A similar human figure, also in white, this time with the package on their back, flowing above them in the wind like a mushroom cloud, appears in Songlines 2 (2018), which was made in Lanzarote. The black volcanic mountains of the island create a blurred foreground to the image, with a rock mirroring the shape of the human form. This approach to landscape, in which the human is disjunctive and yet yearning to be part of the natural environment, is seen differently in Elizium (2014), a cross between Caspar David Friedrich’s Wanderer Above the Sea of Fog (1818) and a still from a black and white adventure movie, in which a human figure, standing on a rocky outcrop above a valley, is blown melodramatically and despairingly by the wind.
The existential blast from the landscape in these
images – and a recurring interest in islands as condensed metaphors for the general state of ecology – is carried over into more documentary form in Langan’s work from Monserrat, that very real post-catastrophe place, in which half the island is now deserted.

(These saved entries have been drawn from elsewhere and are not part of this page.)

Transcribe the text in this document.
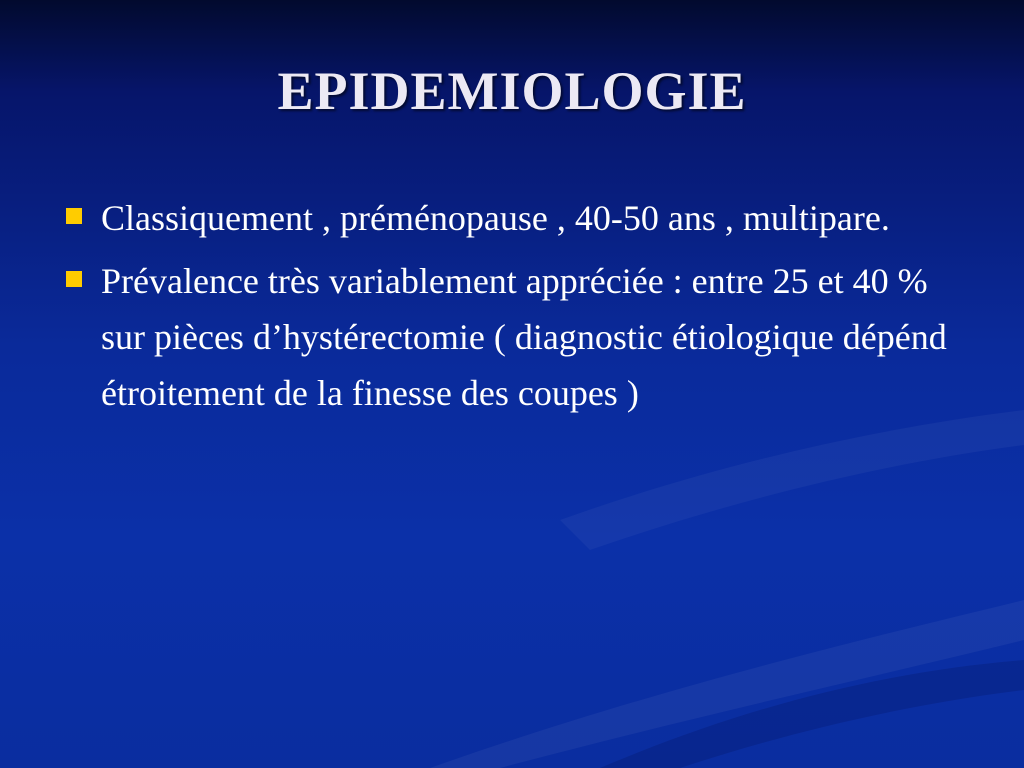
EPIDEMIOLOGIE
Classiquement , préménopause , 40-50 ans , multipare.
Prévalence très variablement appréciée : entre 25 et 40 % sur pièces d’hystérectomie ( diagnostic étiologique dépénd étroitement de la finesse des coupes )
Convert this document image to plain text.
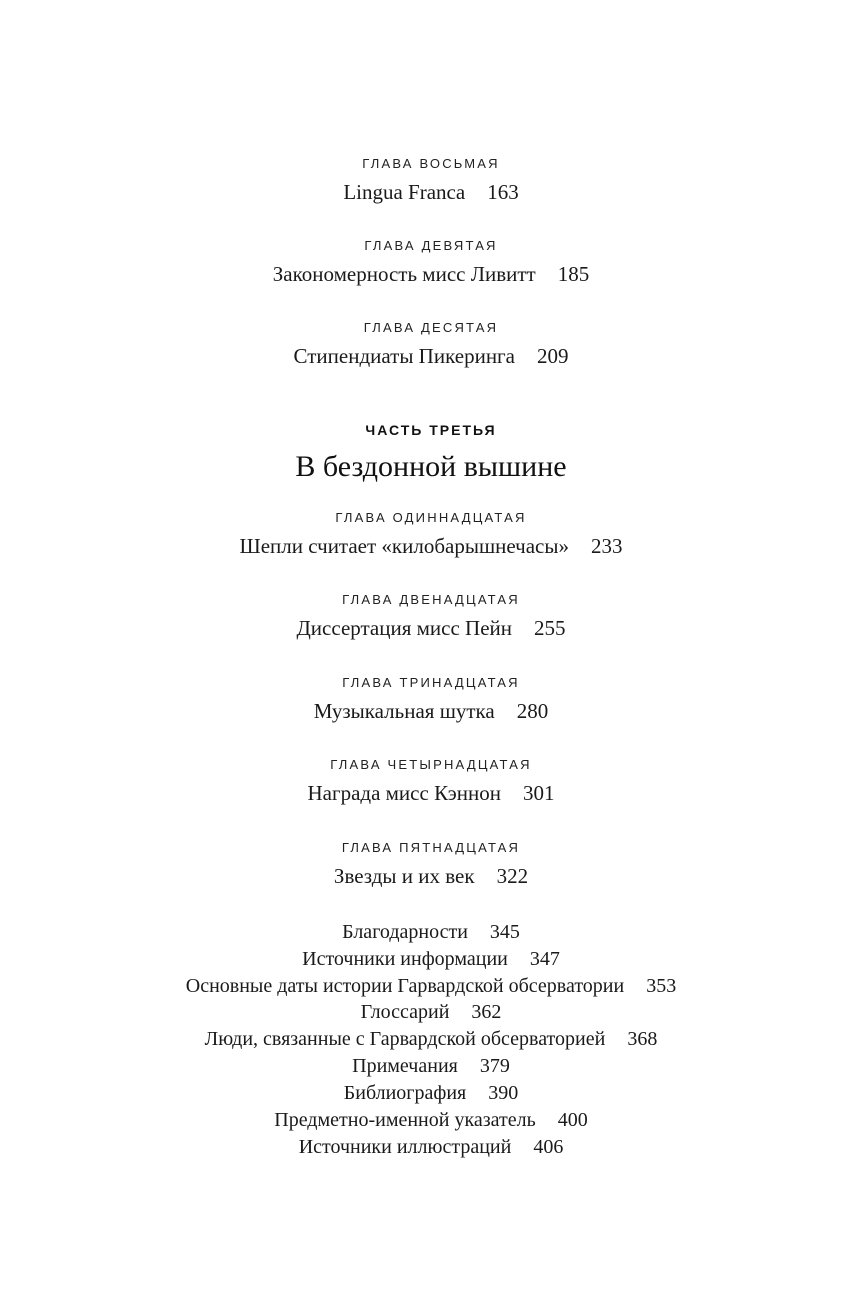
ГЛАВА ВОСЬМАЯ
Lingua Franca 163
ГЛАВА ДЕВЯТАЯ
Закономерность мисс Ливитт 185
ГЛАВА ДЕСЯТАЯ
Стипендиаты Пикеринга 209
ЧАСТЬ ТРЕТЬЯ
В бездонной вышине
ГЛАВА ОДИННАДЦАТАЯ
Шепли считает «килобарышнечасы» 233
ГЛАВА ДВЕНАДЦАТАЯ
Диссертация мисс Пейн 255
ГЛАВА ТРИНАДЦАТАЯ
Музыкальная шутка 280
ГЛАВА ЧЕТЫРНАДЦАТАЯ
Награда мисс Кэннон 301
ГЛАВА ПЯТНАДЦАТАЯ
Звезды и их век 322
Благодарности 345
Источники информации 347
Основные даты истории Гарвардской обсерватории 353
Глоссарий 362
Люди, связанные с Гарвардской обсерваторией 368
Примечания 379
Библиография 390
Предметно-именной указатель 400
Источники иллюстраций 406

Across the galleries of the Luan exhibition there are images from Monserrat – interiors of dereliction, dust and desertion, made to look unreal with that characteristic looming and claustrophobic perspective which Langan achieves. The only moment of colour in the exhibition is an eery green which, algae-like, infects the largescale image of a Monserrat street, with collapsed powerlines tending to the image’s centre, and signifiers of the mutability of our petrochemical-dependent society.
Langan’s work is powerful, distinct, and driven to render in deeply felt visual terms the estrangement of the human from the natural – contemplating routes of return to nature, but never naïve enough to be convinced of them. ‘At The Gates of Silent Memory’ is a beautifully-curated entry point to her vision.
Colin Graham is Professor of English at Maynooth University.